DON’T forget to update your handbooks
Your company may be fully compliant with the Affordable Care Act’s procedures, but if the employee handbook doesn’t reflect such compliance or is not properly updated, your efforts may be for naught, especially once an audit rolls around, as both the IRS and the Department Of Labor may request copies for examination.
DO be explicit with the health care coverage offered to employees
The Affordable Care Act makes it mandatory for all large employers—i.e., those with 50 or more full-time employees/equivalents—to offer health care coverage to their 30+ hours a week employees. Failure to do so runs the risk of per-employee penalties that can undoubtedly add up. Within your handbook, make that the criteria for eligibility for the health care coverage complies with the ACA. Should employees waive their coverage, situations such as those can be handled with other documentation. However, you can protect your company from penalties by stating such eligibility right off the bat.

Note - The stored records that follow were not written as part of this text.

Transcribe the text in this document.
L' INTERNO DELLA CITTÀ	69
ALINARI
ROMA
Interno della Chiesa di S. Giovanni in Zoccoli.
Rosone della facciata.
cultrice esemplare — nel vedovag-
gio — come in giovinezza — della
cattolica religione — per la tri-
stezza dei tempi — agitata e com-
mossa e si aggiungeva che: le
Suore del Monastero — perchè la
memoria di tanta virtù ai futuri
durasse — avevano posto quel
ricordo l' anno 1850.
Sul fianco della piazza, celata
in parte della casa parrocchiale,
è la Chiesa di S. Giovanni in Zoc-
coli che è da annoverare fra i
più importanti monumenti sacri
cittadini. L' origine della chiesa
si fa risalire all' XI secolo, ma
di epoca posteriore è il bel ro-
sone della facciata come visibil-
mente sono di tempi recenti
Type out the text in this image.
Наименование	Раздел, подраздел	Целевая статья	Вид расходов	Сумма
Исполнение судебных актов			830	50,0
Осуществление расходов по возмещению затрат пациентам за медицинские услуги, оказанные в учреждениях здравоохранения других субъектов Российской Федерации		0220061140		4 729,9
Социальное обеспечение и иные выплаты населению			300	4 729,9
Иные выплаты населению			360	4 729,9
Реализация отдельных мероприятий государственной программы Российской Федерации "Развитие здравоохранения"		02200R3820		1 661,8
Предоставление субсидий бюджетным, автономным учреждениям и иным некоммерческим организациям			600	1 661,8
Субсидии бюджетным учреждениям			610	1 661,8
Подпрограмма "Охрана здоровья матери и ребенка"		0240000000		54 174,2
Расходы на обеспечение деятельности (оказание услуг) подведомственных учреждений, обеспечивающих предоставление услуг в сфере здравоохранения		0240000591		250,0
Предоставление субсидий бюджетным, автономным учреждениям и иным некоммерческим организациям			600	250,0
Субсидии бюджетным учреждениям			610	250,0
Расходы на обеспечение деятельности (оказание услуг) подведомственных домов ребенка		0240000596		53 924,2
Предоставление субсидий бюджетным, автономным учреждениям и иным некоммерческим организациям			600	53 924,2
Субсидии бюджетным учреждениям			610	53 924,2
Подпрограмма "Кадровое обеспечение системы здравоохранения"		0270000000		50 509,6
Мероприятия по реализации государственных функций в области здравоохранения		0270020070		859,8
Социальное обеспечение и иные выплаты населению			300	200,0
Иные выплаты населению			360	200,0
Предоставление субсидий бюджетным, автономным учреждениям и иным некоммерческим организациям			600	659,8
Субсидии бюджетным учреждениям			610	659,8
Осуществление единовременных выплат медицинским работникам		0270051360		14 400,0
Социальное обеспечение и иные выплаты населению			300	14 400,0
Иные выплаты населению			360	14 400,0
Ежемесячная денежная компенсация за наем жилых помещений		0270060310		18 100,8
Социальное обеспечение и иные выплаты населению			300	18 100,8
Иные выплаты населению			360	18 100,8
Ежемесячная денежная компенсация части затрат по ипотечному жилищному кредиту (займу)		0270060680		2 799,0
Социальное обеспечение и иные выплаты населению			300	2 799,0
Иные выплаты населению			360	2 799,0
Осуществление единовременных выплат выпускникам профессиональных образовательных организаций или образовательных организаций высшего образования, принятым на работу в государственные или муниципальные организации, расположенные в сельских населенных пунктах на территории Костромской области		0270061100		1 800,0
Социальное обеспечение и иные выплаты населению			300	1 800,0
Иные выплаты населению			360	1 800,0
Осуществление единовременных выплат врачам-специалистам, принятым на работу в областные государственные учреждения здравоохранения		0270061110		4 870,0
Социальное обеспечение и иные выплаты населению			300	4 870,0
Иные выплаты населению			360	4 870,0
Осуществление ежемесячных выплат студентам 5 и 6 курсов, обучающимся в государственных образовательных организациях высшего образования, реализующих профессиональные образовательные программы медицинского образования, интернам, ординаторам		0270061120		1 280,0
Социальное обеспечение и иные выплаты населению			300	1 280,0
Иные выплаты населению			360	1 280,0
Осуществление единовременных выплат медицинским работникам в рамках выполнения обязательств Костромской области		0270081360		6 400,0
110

DON’T discount your full-time equivalent employees
Under the Affordable Care Act, anyone employed by your company for 30 or more hours per week is eligible for an offer of health care coverage. That may include “interns,” “temps,” and “part-timers.” The ACA defines who is eligible based on the hours of service and not the titles the company gives to such workers. Your company needs to supply such workers with an employee handbook (often an oversight by employers). These workers may be eligible for health care and you as the employer will want to ensure that they are offered coverage if they fall within the eligibility definition.
DO reflect a legal waiting period for health care in your handbook
90 days is the maximum acceptable waiting period for health care under the Affordable Care Act. Not three months (as some months have 31 days), and not the day after the 90th day (as that exceeds 90 days). Be firm in your language that 90 means 90, because an overage of days will come back to haunt you.